Kenyans dismiss suggestions the migration would leave out the Mara

KENYAN WILDLIFE EXPERTS DISMISS SUGGESTIONS OF ‘MISSING MIGRATION AS NONSENSE

Two Kenyan wildlife and conservation experts have dismissed with prejudiceas one of them put it in an overnight communication, suggestions floated in the Tanzanian media that the annual migration may not reach Kenya’s Masai Mara later this year.

I have no idea what the quoted individual is up to’ wrote one of them before adding ‘but for sure he needs to get the facts right. If anyone claims the migration was only two weeks in the Masai Mara last year, that is simply not true. It casts doubts over the motive for such misleading statements. The migration last year was there and between the arrival of the first herds crossing the river and the last remnants leaving it was about 11 weeks start to finish. The records are there, we now have Facebook accounts which deal with the migration in the Masai Mara and they document their sightings every day. I can only conclude that this is yet another act of trying to desperately de-campaign Kenya’s Masai Mara destination by throwing mud and making false statements. Besides that, there are always resident populations of wildebeest and zebras in the Masai Mara though admittedly it is the spectacle of the great migration every year which is the biggest event in the reserve’.

The other source was even more candid when writing: ‘This is now a regular thing some individuals do year after year. I am not surprised at the so called ‘expert’ quoted in the Tanzanian media. Previous suggestions of similar nature have failed to happen. What should concern all of us is the case about plans to build a highway across the park, because that would destroy the migration and by broad consensus of wildlife experts decimate the great herds to a fraction of their size today. Secondly, there are rumours about the railway from Tanga to Musoma, where the Tanzanians want to construct a new lake port to connect to Uganda. Is this railway going to go all the way around the Serengeti? Bypassing Mwanza where a port exists already? Or are there hidden plans to have the railroad also run across the Serengeti which would be the most direct route? These are issues we should concern ourselves with, poaching should be an issue, not playing cheap competitive tricks’.

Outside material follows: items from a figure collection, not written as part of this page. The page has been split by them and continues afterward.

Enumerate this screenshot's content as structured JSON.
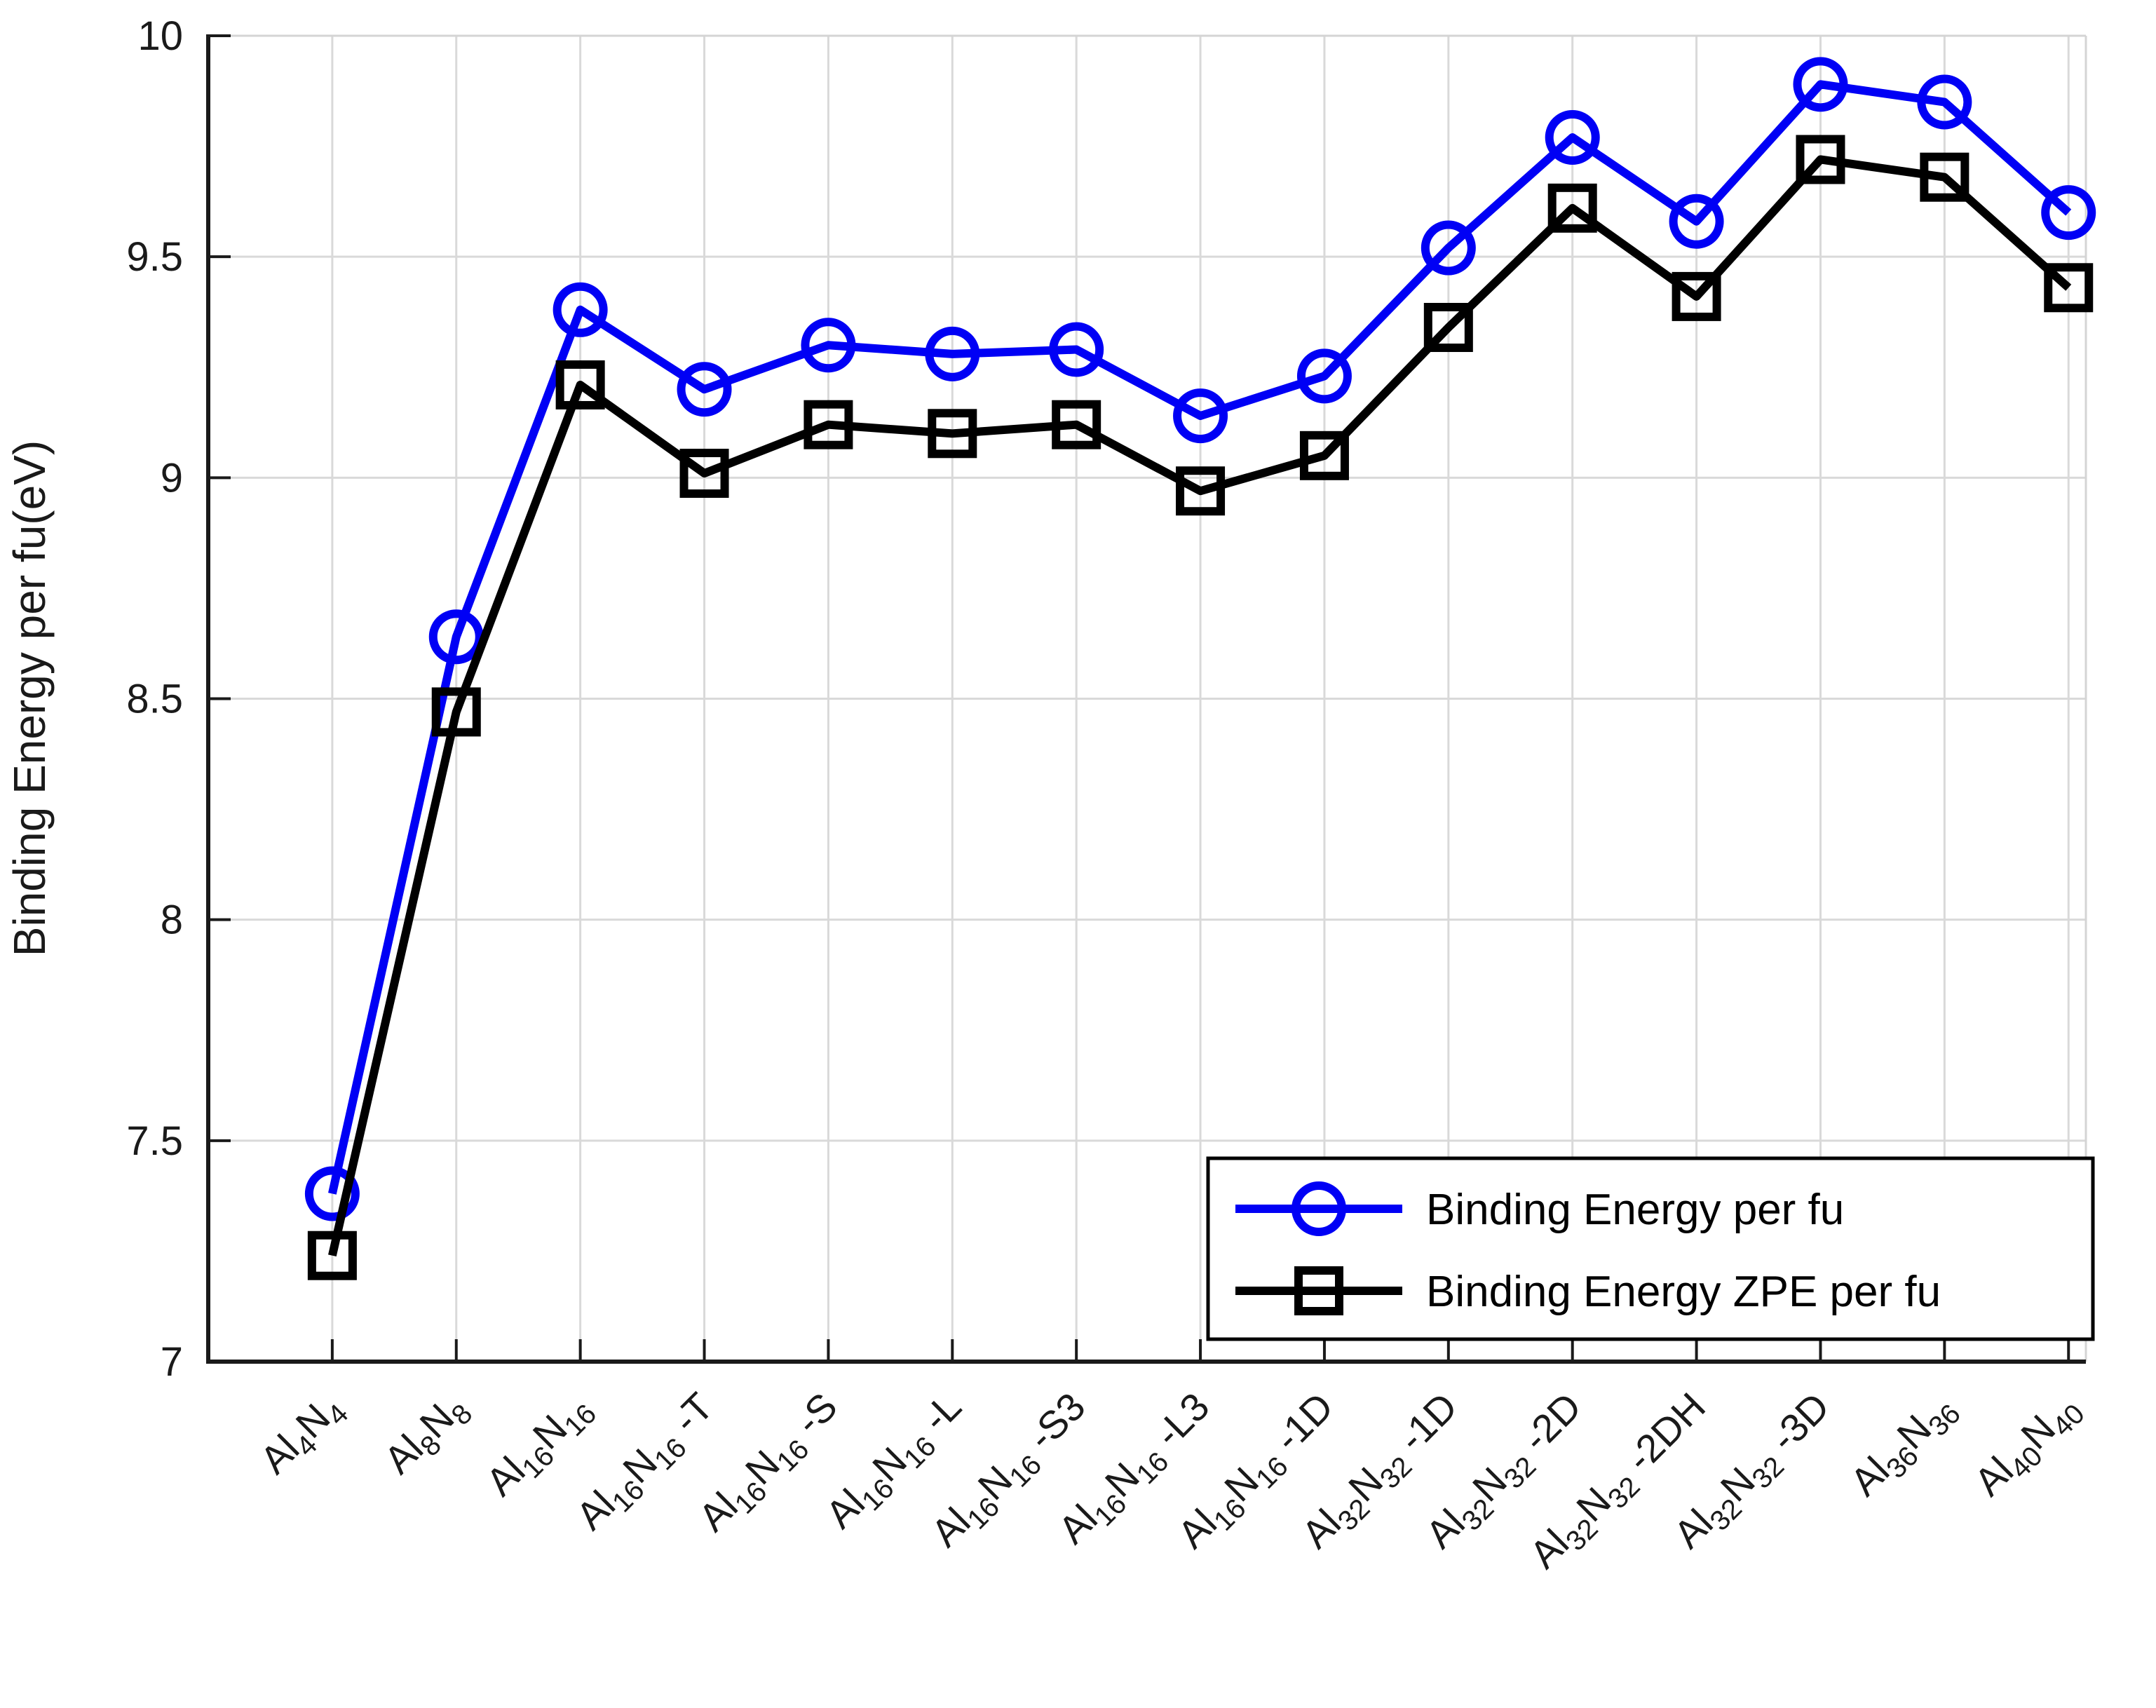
{
  "figure": {
    "background": "#FFFFFF",
    "title": ""
  },
  "colors": {
    "series_binding_energy": "#0000F5",
    "series_binding_energy_zpe": "#000000",
    "grid": "#D9D9D9",
    "box_border": "#D4D4D4",
    "axis": "#1A1A1A",
    "tick_label": "#1A1A1A",
    "legend_border": "#000000",
    "legend_background": "#FFFFFF"
  },
  "chart_data": {
    "type": "line",
    "title": "",
    "xlabel": "",
    "ylabel": "Binding Energy per fu(eV)",
    "ylim": [
      7,
      10
    ],
    "yticks": [
      7,
      7.5,
      8,
      8.5,
      9,
      9.5,
      10
    ],
    "ytick_labels": [
      "7",
      "7.5",
      "8",
      "8.5",
      "9",
      "9.5",
      "10"
    ],
    "grid": "on",
    "legend_position": "lower right",
    "categories": [
      "Al_{4}N_{4}",
      "Al_{8}N_{8}",
      "Al_{16}N_{16}",
      "Al_{16}N_{16} -T",
      "Al_{16}N_{16} -S",
      "Al_{16}N_{16} -L",
      "Al_{16}N_{16} -S3",
      "Al_{16}N_{16} -L3",
      "Al_{16}N_{16} -1D",
      "Al_{32}N_{32} -1D",
      "Al_{32}N_{32} -2D",
      "Al_{32}N_{32} -2DH",
      "Al_{32}N_{32} -3D",
      "Al_{36}N_{36}",
      "Al_{40}N_{40}"
    ],
    "series": [
      {
        "name": "Binding Energy per fu",
        "marker": "circle",
        "color": "#0000F5",
        "values": [
          7.38,
          8.64,
          9.38,
          9.2,
          9.3,
          9.28,
          9.29,
          9.14,
          9.23,
          9.52,
          9.77,
          9.58,
          9.89,
          9.85,
          9.6
        ]
      },
      {
        "name": "Binding Energy ZPE per fu",
        "marker": "square",
        "color": "#000000",
        "values": [
          7.24,
          8.47,
          9.21,
          9.01,
          9.12,
          9.1,
          9.12,
          8.97,
          9.05,
          9.34,
          9.61,
          9.41,
          9.72,
          9.68,
          9.43
        ]
      }
    ],
    "legend_entries": [
      "Binding Energy per fu",
      "Binding Energy ZPE per fu"
    ]
  }
}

The comments came alongside reminders of allegations that fires were laid last year in the path of the approaching migration juggernaut to keep the herds from their direct course towards the Mara River, which they have to cross, running a gauntlet of crocodiles in the process, to reach the pastures in the Kenyan Masai Mara. Tanzanian source last year denied categorically that any burning was done with such intent but with this latest acid outpouring it is expected that there will be close monitoring of any fires laid or started from May or June onwards and located in the approach path of the great migration, to see if a similar pattern emerges like last year.

The great migration, like shown in Alan Root’s film The Year of The Wildebeest, is ancient in its nature. The great herds follow the pastures, which is the only way to stay well fed and survive. Therefore they migrate every year those long distances. They return to the low grass plains between Ngorongoro and the Serengeti every December before they calf. The grass is rich in calcium and this is the last stage of their pregnancies before they give birth by the tens of thousands and then start migrating again. When they cross to the Mara they do so because there is not enough food for them elsewhere in the ecosystem. Before they come to the Mara the grass is high and they go through like lawnmowers and by the time they leave back to Tanzania they have eaten everything in their path and then follow fresh pastures to complete the cycle’ added the first source.

Like last year, it will be again a game of wait and see, and watch from the distance while weighing the facts of the migration of last year before rushing into judgment. Watch this space therefore starting from June onwards when the ‘scouts’ traditionally reach the Mara River and then expect links to key websites and webcams now in place to show what is happening in the world of the wildebeest.